Opioid Epidemics, Environmental Injustice, and the Right to Remain in Vancouver's Downtown Eastside
Wednesday, January 25, 2017 4:10:00 PM - Wednesday, January 25, 2017 5:30:00 PM
Rm.149(basement), Earth Sciences Building, 5 Bancroft Ave.
Environment & Health Seminar
JEFF MASUDA, Associate Professor, School of Kinesiology and Health Studies and the Department of Geography, Queen’s University
ABSTRACT: Amidst the mounting human casualties taking place at the epicentre of Canada's current fentanyl and (likely) carfentanil crisis, we once again observe leaders, heroes, and creative solutions emerging from the "ground up" within strong social networks and front line support systems that are so infamous, yet also maligned, in Vancouver's Downtown Eastside.

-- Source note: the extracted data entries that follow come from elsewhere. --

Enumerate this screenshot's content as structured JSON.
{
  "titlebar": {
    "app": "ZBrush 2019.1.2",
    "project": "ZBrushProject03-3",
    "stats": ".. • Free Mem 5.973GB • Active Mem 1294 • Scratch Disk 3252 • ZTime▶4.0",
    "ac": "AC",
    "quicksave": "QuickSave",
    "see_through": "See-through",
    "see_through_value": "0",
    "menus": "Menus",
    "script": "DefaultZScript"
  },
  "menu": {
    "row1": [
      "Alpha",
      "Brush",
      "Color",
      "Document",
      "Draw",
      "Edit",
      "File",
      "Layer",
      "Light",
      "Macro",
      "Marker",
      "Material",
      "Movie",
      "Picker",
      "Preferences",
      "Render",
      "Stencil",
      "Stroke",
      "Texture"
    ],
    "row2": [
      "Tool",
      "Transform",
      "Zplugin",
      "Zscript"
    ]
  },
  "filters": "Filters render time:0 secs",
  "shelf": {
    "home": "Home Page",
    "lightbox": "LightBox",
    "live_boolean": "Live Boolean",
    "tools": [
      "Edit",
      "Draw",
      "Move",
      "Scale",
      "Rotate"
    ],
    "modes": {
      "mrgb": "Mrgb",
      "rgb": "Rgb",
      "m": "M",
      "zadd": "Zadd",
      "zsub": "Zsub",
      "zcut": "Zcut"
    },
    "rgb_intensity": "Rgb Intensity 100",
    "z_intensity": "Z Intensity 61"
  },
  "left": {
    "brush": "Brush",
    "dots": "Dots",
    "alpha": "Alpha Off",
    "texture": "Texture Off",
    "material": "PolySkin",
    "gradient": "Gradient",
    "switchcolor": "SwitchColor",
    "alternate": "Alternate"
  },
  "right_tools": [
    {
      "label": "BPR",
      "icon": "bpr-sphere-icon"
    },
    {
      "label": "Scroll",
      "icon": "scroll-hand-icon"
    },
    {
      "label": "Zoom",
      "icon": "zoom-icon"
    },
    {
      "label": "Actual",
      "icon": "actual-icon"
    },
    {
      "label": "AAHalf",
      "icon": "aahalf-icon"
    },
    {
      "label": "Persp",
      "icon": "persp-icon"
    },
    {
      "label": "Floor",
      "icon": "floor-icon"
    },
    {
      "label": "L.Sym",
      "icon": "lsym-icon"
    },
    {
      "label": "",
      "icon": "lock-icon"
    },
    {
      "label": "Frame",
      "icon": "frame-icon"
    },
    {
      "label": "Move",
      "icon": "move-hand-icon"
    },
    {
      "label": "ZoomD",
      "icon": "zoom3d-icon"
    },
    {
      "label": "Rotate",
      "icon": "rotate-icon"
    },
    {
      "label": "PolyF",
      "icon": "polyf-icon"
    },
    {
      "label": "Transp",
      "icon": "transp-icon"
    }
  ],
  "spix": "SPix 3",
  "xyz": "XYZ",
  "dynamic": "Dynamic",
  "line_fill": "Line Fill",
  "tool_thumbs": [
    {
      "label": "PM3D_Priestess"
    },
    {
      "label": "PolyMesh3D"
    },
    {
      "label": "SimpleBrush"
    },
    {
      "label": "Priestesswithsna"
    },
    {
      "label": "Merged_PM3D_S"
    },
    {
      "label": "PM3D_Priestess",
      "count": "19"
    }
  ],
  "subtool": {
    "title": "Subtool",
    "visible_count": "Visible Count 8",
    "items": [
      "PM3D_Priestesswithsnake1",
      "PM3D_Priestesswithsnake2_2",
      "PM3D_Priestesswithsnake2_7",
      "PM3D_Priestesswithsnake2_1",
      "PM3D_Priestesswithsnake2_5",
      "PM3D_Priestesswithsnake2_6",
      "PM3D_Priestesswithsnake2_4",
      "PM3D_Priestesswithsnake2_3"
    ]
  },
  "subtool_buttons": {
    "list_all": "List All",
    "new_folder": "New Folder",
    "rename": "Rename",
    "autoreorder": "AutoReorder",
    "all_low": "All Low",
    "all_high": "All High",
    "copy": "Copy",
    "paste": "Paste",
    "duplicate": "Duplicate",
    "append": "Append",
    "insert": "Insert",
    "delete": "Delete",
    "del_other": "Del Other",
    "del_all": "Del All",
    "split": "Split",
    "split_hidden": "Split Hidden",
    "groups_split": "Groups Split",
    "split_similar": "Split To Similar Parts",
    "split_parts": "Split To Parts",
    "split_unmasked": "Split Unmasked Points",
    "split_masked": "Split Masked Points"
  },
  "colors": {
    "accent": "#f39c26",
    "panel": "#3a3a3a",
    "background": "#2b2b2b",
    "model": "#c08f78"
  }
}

This presentation, coming on the heels of a multi-year research project, provides a timely perspective about the roots and routes of this crisis, found in the sordid history of colonial urbanization, human oppression, and dispossession - but also the lasting legacy of human rights achievement - that has characterized this neighbourhood for over a century. While discourses of urban revitalization and public health solutions once again take centre stage in efforts to contain this latest emergency (while also contributing to the media's insatiable appetite to disparage the neighbourhood and its people), our research provides an important corrective to the story of the Downtown Eastside, also told from the "ground up," that speaks to the stubborn resilience and the persistent pursuit of that community's Right to Remain that will see this latest crisis through. BRIEF BIO: Jeff Masuda is Canada Research Chair in Environmental Health Equity and Associate Professor in the School of Kinesiology and Health Studies at Queen's University. Trained as a social geographer, Jeff's work bridges environmental justice, human rights, and health. His work focusing on Vancouver's Downtown Eastside has been featured in documentary films, museum and arts exhibits, and community festivals and is published in /Social Science & Medicine/, /Progress in Human Geography/, /Health & Place/, /Local Environment/, and numerous book chapters.